Is there a rule-of-thumb as to when multi-fetch should be used, or should it always be used except in the cases where I expect to get only 1 or 2 records back?

Natural is pretty good at keeping us (developers) out of trouble when using Multi-fetch, but still I would apply it on a case-by-case basis on the mainframe (Windows is a different story). In training sessions, I typically spend an hour or two discussing the application of Multi-fetch - there’s too much to lay out here. But I’ll give one recommendation: when Multi-fetch is used in an on-line program, there should be a corresponding TO clause on the READ/HISTOGRAM statement, otherwise you run the risk of throwing away all the records in the Multi-fetched record buffer.

Be especially careful if any record maintenance is involved. This includes UPDATE, STORE, and DELETE. You can create nightmarish situations with MULTI-FETCH.

Also, be wary when working with READ/FIND/HISTOGRAM loops where you might conditionally escape the loop. e.g.

IF something true


READ file BY descriptor  
READ file BY descriptor  
  UPDATE (R2.)  

Prior to statement-level Multi-fetch, you would apply Prefetch (or Multi-fetch) via JCL. R1 is an excellent Prefetch candidate, but performance would be adversely affected in R2 due to the hold status of all the records.

With statement-level Multi-fetch, this is no longer a concern.

READ MULTI-FETCH 10 file BY descriptor  
READ MULTI-FETCH 10 file BY descriptor  
  UPDATE (R4.)  

Natural will apply Multi-fetch to the L3 (read logical) command in R3, but the Multi-fetch clause will be ignored in R4 because it is an L6 (read logical with hold) command.

As with Prefetch, statement-level Multi-fetch may increase the incidence of problems caused by “dirty reads,” but the larger, performance-related problem of multi-fetching L4, L5, or L6 commands has been eliminated.


Regarding Multi-fetch issue, does anyone know how to choose the best multi-fetch factor?

Is there a rule that I can use to set the best factor to be used?

It seems that it could vary by the amount of the records that you want to return on buffer, but how much is enough?

We need to think that this area is taken from Operating system or monitor TP.


Keep it simple. Use a factor of 10.

The tendency is to choose a very large number, to maximize the performance improvement. Sure, technically, in the right situation, you could set a number of 2,000, presuming that the memory is available, but many negative impacts must be considered.
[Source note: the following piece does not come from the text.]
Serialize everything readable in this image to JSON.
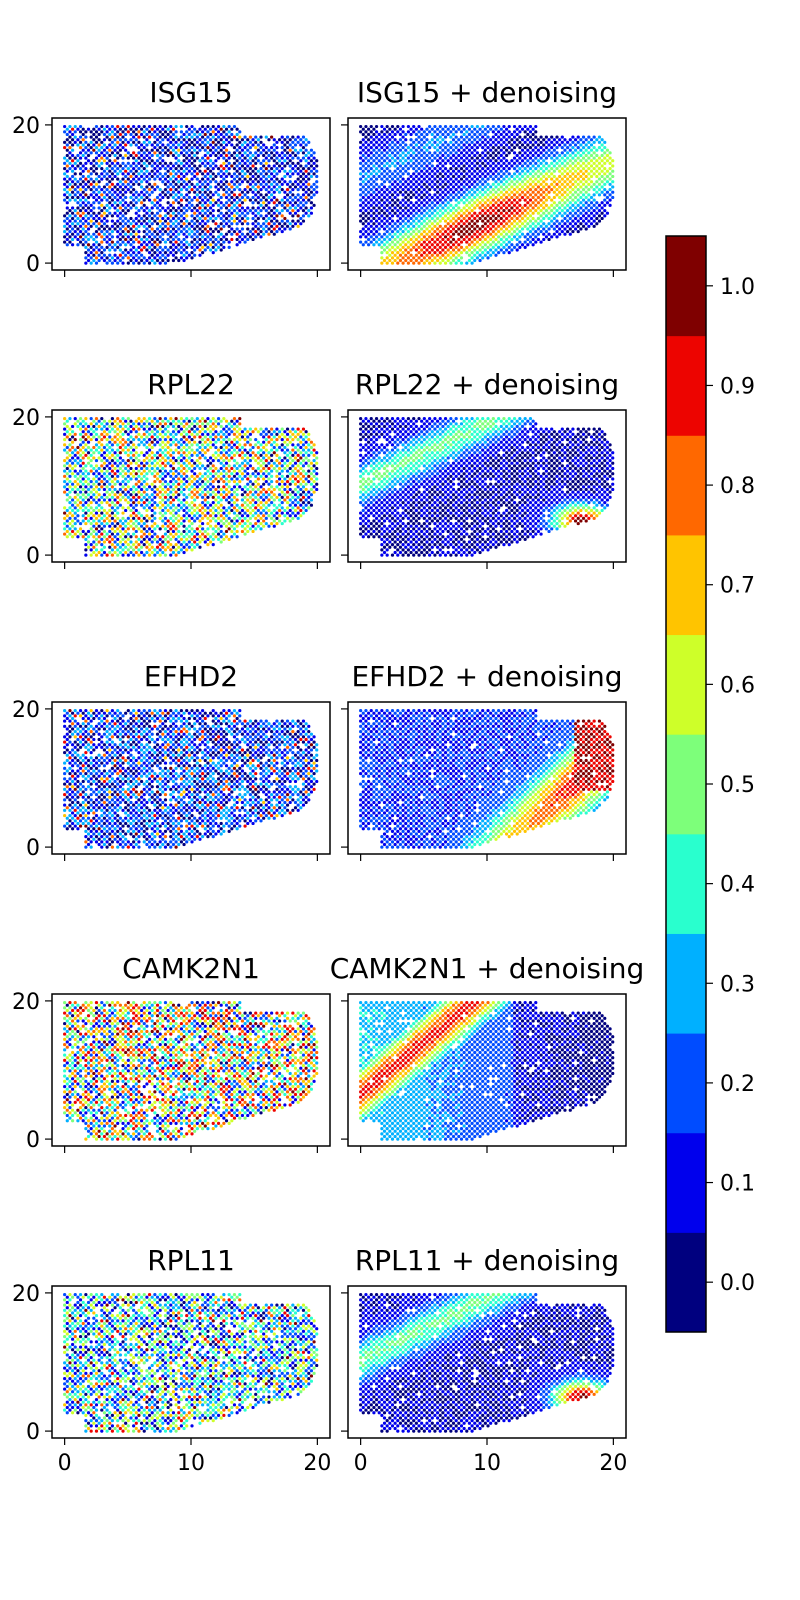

A factor of 10 is an order of magnitude! This will give a substantial performance improvement with minimal chance of negative impacts.
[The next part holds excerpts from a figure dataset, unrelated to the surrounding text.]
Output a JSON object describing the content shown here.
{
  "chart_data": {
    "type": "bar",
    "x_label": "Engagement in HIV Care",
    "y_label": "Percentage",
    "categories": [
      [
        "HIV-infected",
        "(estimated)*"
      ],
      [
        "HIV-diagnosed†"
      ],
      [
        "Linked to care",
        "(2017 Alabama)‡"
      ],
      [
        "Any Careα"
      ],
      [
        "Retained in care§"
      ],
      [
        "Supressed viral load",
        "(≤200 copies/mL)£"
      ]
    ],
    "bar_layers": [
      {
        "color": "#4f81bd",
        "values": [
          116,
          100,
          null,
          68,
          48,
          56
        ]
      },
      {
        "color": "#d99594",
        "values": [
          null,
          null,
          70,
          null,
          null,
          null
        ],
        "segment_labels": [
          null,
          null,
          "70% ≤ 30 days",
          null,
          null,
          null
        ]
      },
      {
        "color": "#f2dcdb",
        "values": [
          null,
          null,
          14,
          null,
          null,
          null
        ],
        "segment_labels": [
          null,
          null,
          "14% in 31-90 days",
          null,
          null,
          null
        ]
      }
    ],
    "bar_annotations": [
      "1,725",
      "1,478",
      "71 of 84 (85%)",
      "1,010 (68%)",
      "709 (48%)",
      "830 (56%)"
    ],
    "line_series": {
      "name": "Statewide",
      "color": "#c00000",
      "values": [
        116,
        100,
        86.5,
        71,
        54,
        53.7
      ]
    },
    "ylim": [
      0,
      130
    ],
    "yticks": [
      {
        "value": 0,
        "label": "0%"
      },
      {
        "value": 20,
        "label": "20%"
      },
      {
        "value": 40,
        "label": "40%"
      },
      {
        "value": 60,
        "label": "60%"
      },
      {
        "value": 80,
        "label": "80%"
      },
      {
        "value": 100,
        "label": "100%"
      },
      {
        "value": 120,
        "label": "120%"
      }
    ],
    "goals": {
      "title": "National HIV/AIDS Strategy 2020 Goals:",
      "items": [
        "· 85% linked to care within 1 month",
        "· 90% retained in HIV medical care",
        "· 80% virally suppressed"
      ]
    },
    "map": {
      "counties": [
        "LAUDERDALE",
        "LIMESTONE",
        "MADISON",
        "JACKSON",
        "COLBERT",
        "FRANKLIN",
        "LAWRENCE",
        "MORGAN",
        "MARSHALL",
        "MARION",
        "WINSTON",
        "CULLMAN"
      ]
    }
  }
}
On the other hand, if you have a scenario where you know the maximum (5 beneficiaries, 9 members on a team, 15 detail lines per screen), then use that number instead.


If you have a batch program, and Natural program uses Multifetch feature. Can I use Adabas multifetch (PREFETCH) as well? Which one of them will be assumed?

BTW, according to the manual, one of the differences between ADABAS - PREFETCH vs MULTIFETCH, are the options - PREFETCH=YES, and PREFNREC. besides these parameters, does anyone know other difference between these two resource (PREFETCH vs MULTIFETCH) - specially when we are talking about execution?


Statement-level Multi-fetch will override Prefetch parameters specified in the JCL (ADARUN parameters).

PREFETCH=YES will initiate Multi-fetch at the session level. If you’re on an IBM mainframe running MVS, OS390, zOS, etc, then specify PREFETCH=OLD to initiate PREFETCH. PREFETCH is the forerunner of Multi-fetch, and performs better.

We recently started using FASTPATH. From what I learned, FASTPATH does have an option to read ahead and cache in a similar way to MULTI-FETCH, but according to Becky one should not use FP and MF together. It seems that FP is a better all-round solution (if it used at your site) for sequential read-ahead. We do not have FP on all our files, but for those files that have it, we have had very, very impressive results. I also have had great results with MF on some some batch jobs (from before we had FP).

I think there is a place for both products and of course every situation is unique so it is always good to analyze the file and its uses before making a decision.